While HRV had only retained the South Island staff of Energy Saving Centre, there are plans to expand the retro-fitted double glazing work into the North Island with $500,000 invested in reviving the business, he says. "I'd like to be in Wellington in the New Year."
Bell, with the group since 2010, has watched staff levels including sales and window fitting teams grow to 600 including 53 at the magnets-based glazing business as well as selling heat pumps. "So it's really a whole home solution, and that's a big focus for us."
Miranda James, spokeswoman for the New Zealand Green Building Council, says the council's recommendation is for home builders to think about heating and insulation right at the beginning of the design process.

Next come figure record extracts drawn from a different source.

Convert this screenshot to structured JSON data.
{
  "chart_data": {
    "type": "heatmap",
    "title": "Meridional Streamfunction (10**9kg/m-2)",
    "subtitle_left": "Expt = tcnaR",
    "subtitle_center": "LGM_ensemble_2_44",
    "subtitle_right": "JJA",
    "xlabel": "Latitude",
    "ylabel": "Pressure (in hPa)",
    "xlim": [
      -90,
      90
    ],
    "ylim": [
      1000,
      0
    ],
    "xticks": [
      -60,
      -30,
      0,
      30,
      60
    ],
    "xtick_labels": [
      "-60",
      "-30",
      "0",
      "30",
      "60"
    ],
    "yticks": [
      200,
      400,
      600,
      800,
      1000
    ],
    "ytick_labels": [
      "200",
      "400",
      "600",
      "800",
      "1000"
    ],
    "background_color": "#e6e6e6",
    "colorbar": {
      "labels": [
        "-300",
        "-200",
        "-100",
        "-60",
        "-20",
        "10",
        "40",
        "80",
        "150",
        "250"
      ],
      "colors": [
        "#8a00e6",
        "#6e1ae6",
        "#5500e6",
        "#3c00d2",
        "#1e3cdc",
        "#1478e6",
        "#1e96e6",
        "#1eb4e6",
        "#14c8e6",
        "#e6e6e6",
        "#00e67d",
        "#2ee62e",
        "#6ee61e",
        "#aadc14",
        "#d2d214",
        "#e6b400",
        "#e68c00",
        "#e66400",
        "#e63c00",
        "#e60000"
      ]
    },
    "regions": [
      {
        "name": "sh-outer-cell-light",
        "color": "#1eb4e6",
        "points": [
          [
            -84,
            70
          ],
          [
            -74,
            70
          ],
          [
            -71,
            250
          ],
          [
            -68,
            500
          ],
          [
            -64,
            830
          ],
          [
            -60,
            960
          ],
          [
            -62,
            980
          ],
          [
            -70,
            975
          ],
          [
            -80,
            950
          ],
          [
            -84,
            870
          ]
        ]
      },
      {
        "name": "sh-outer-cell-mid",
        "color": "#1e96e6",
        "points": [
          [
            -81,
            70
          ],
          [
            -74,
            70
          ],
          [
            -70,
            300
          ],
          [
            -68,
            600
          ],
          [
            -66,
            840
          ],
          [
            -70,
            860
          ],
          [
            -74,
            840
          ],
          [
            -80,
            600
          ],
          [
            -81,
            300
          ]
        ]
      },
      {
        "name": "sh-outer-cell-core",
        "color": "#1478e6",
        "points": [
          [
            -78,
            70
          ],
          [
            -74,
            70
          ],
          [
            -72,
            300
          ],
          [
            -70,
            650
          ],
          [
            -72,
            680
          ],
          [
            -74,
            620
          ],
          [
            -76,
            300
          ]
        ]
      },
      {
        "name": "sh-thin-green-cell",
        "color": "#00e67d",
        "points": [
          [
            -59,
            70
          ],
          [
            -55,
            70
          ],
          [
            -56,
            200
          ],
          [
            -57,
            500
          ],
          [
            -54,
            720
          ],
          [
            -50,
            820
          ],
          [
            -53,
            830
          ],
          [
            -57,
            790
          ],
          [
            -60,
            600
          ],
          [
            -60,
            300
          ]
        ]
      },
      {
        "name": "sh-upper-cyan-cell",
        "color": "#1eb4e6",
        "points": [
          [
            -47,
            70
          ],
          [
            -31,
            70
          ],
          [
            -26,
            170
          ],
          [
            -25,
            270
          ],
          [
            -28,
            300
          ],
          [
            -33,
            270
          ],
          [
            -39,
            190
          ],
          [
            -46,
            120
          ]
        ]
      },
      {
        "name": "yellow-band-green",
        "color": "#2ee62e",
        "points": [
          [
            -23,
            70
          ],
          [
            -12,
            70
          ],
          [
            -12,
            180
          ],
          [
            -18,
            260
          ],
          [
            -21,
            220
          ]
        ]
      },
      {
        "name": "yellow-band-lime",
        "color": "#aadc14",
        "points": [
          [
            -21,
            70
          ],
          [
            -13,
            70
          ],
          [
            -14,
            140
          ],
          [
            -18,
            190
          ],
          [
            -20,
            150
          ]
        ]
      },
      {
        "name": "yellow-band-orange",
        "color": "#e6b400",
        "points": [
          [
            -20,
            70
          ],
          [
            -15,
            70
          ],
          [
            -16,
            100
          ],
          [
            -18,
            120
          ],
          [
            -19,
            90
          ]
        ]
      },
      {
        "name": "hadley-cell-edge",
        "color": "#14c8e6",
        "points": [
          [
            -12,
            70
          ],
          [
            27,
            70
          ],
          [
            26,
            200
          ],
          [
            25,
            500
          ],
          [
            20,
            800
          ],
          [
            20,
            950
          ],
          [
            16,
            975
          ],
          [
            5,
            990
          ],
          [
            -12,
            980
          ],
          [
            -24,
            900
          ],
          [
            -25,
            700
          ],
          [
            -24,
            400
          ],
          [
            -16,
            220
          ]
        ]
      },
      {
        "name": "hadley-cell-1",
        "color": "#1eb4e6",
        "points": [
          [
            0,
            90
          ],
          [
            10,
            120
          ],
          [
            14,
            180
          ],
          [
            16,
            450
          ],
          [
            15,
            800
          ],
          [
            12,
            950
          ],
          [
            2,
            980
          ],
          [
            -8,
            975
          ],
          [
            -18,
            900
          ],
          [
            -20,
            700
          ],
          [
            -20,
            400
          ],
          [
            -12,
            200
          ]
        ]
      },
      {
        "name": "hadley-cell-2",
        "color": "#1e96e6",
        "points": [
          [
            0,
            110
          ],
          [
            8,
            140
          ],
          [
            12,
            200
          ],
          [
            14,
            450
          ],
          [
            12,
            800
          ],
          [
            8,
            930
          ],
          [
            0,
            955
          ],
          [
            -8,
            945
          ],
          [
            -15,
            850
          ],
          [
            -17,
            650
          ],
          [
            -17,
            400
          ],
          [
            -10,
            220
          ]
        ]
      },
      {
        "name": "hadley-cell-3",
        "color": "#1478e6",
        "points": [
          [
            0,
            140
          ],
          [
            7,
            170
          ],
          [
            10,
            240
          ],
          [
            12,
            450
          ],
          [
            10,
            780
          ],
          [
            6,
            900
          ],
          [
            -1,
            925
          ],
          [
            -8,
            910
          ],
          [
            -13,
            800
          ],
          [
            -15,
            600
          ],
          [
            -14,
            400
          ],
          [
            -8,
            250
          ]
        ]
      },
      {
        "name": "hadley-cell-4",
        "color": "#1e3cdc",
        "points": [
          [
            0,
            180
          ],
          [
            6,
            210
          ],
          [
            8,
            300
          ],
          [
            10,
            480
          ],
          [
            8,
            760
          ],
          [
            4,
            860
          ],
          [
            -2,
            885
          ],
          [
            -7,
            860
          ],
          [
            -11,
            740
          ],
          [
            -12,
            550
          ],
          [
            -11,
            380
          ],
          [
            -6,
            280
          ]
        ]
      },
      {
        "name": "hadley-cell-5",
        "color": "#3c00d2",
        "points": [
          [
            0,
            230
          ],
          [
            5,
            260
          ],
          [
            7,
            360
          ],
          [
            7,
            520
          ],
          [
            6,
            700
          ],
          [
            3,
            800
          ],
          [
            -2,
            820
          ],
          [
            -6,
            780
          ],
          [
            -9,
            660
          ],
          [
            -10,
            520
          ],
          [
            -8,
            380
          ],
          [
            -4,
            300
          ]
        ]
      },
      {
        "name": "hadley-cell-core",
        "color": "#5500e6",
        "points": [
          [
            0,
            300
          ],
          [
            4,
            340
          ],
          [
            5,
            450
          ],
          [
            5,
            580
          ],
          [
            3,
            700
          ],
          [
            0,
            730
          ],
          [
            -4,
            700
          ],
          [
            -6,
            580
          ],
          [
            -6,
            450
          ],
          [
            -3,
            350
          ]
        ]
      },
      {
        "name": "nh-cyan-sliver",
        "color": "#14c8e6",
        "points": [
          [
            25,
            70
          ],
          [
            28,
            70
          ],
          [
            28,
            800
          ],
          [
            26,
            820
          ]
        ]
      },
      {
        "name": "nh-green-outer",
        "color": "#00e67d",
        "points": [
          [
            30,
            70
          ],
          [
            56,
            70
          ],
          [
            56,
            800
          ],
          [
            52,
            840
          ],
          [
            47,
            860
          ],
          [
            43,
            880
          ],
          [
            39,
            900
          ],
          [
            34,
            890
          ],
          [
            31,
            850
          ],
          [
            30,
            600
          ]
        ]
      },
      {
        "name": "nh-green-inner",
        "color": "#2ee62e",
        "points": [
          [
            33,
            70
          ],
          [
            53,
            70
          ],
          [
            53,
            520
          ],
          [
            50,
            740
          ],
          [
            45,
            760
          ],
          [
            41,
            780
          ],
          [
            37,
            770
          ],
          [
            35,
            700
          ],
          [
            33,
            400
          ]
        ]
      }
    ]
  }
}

"What we advocate for is to think about where you're putting your glazing, more on the northern side less on the southern side, and using a home layout which is going to be warm ... insulation is really a major, it sounds like an easy thing but there are still a lot of homes that are under insulated.
A new system in the market was "outsulation" building a home from scratch from panels that had the insulation material to the exterior of the building.
"New Zealand's becoming a bit more like the European market where people understand that a product with good thermal efficiency is what they want to go for," James said.
Energy Efficiency and Conservation Authority efficient products manager Eddie Thompson says heating is another component to healthy homes, with heatpumps having become a common source of radiation.
EECA is a government agency that works to improve the energy efficiency of New Zealand's homes and businesses, and offers some subsidised ceiling and underfloor insulation options for the elderly and those on low incomes.
The heat pump industry is starting to see a "levelling off" of sales given the huge number of devices already installed. EECA data showed that sales of "single-split" heat pumps into homes rose from around 32,000 in 2004 to a peak of 118,000 then 119,000 in 2009 and 2010 before retreating. Sales of 91,000 then 88,000 were recorded in 2013 and 2014.
"It's reaching a plateau now, one in four homes have a heat pump and now (sales) are starting to be the replacements," Thompson says. Warranties on heat pumps averaged around five or six years suggesting a life of 10 or 12 years.
"But I got phoned up by a lady who'd had hers 18 years and she was just looking for a new one." The latest models were a lot more energy efficient that heat pumps built in 2004, he says.
One of the key issues with heat was sizing the heater or heat pump to the space required. The use of cleaner wood burners is one trend, particularly in Canterbury where a lot of the older burners are needing to be replaced.